What important information do I need to know about ADYNOVATE?
  • You can have an allergic reaction to ADYNOVATE. Call your healthcare provider right away and stop treatment if you get a rash or hives, itching, tightness of the throat, chest pain or tightness, difficulty breathing, lightheadedness, dizziness, nausea or fainting.
  • Do not attempt to infuse yourself with ADYNOVATE unless you have been taught by your HCP or hemophilia center.
What else should I know about ADYNOVATE and Hemophilia A?
  • Your body may form inhibitors to factor VIII. An inhibitor is part of the body’s normal defense system. If you form inhibitors, it may stop ADYNOVATE from working properly. Talk with your HCP to make sure you are carefully monitored with blood tests for the development of inhibitors to factor VIII.
What are possible side effects of ADYNOVATE?
  • The common side effects of ADYNOVATE are headache and nausea. These are not all the possible side effects with ADYNOVATE. Tell your HCP about any side effects that bother you or do not go away.

You are encouraged to report negative side effects of prescription drugs to the FDA. Visit www.fda.gov/medwatch, or call 1-800-FDA-1088.

For additional safety information, click here for ADYNOVATE Full Prescribing Information and discuss with your HCP.



ADVATE [Antihemophilic Factor (Recombinant)] Important Information
What is ADVATE?
  • ADVATE is a medicine used to replace clotting factor (factor VIII or antihemophilic factor) that is missing in people with hemophilia A (also called "classic" hemophilia).
  • ADVATE is used to prevent and control bleeding in adults and children (0-16 years) with hemophilia A. Your healthcare provider (HCP) may give you ADVATE when you have surgery.
  • ADVATE can reduce the number of bleeding episodes in adults and children (0-16 years) when used regularly (prophylaxis).

ADVATE is not used to treat von Willebrand disease.

DETAILED IMPORTANT RISK INFORMATION
Who should not use ADVATE?

Do not use ADVATE if you:

  • Are allergic to mice or hamsters.
  • Are allergic to any ingredients in ADVATE.

Tell your HCP if you are pregnant or breastfeeding because ADVATE may not be right for you.

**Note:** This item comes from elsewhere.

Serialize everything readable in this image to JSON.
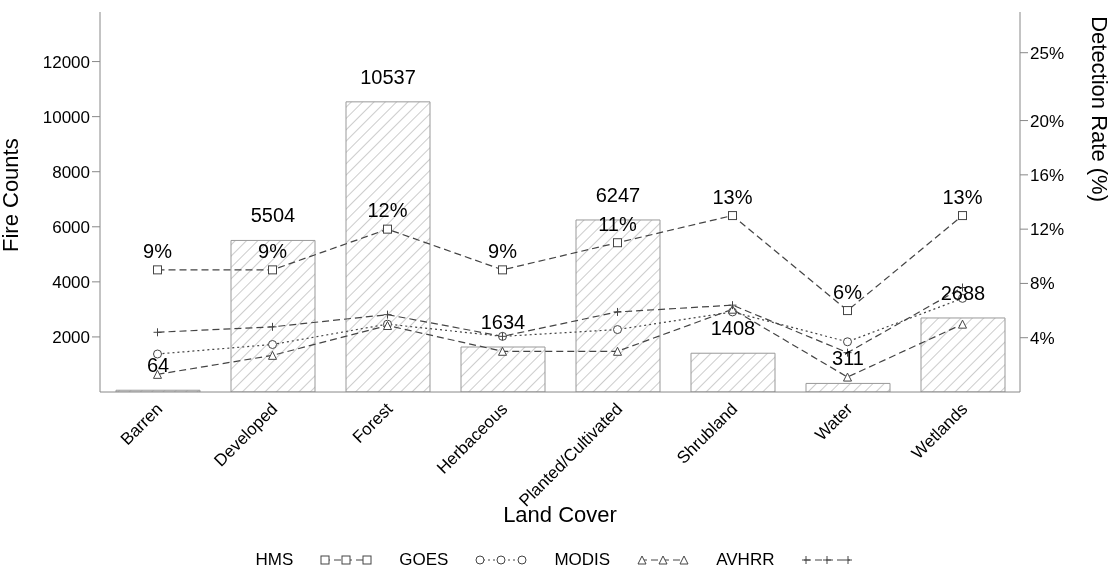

What should I tell my HCP before using ADVATE?

Tell your HCP if you:

  • Have or have had any medical problems.
  • Take any medicines, including prescription and non-prescription medicines, such as over-the-counter medicines, supplements or herbal remedies.
  • Have any allergies, including allergies to mice or hamsters.
  • Are breastfeeding. It is not known if ADVATE passes into your milk and if it can harm your baby.
  • Are or become pregnant. It is not known if ADVATE may harm your unborn baby.
  • Have been told that you have inhibitors to factor VIII (because ADVATE may not work for you).
What important information do I need to know about ADVATE?
  • You can have an allergic reaction to ADVATE. Call your HCP right away and stop treatment if you get a rash or hives, itching, tightness of the throat, chest pain or tightness, difficulty breathing, lightheadedness, dizziness, nausea or fainting.
  • Do not attempt to infuse yourself with ADVATE unless you have been taught by your HCP or hemophilia center.
What else should I know about ADVATE and Hemophilia A?
  • Your body may form inhibitors to factor VIII. An inhibitor is part of the body’s normal defense system. If you form inhibitors, it may stop ADVATE from working properly. Talk with your HCP to make sure you are carefully monitored with blood tests for the development of inhibitors to factor VIII.
What are possible side effects of ADVATE?
  • Side effects that have been reported with ADVATE include: cough, headache, joint swelling/aching, sore throat, fever, itching, unusual taste, dizziness, hematoma, abdominal pain, hot flashes, swelling of legs, diarrhea, chills, runny nose/congestion, nausea/vomiting, sweating, and rash. Tell your HCP about any side effects that bother you or do not go away or if your bleeding does not stop after taking ADVATE.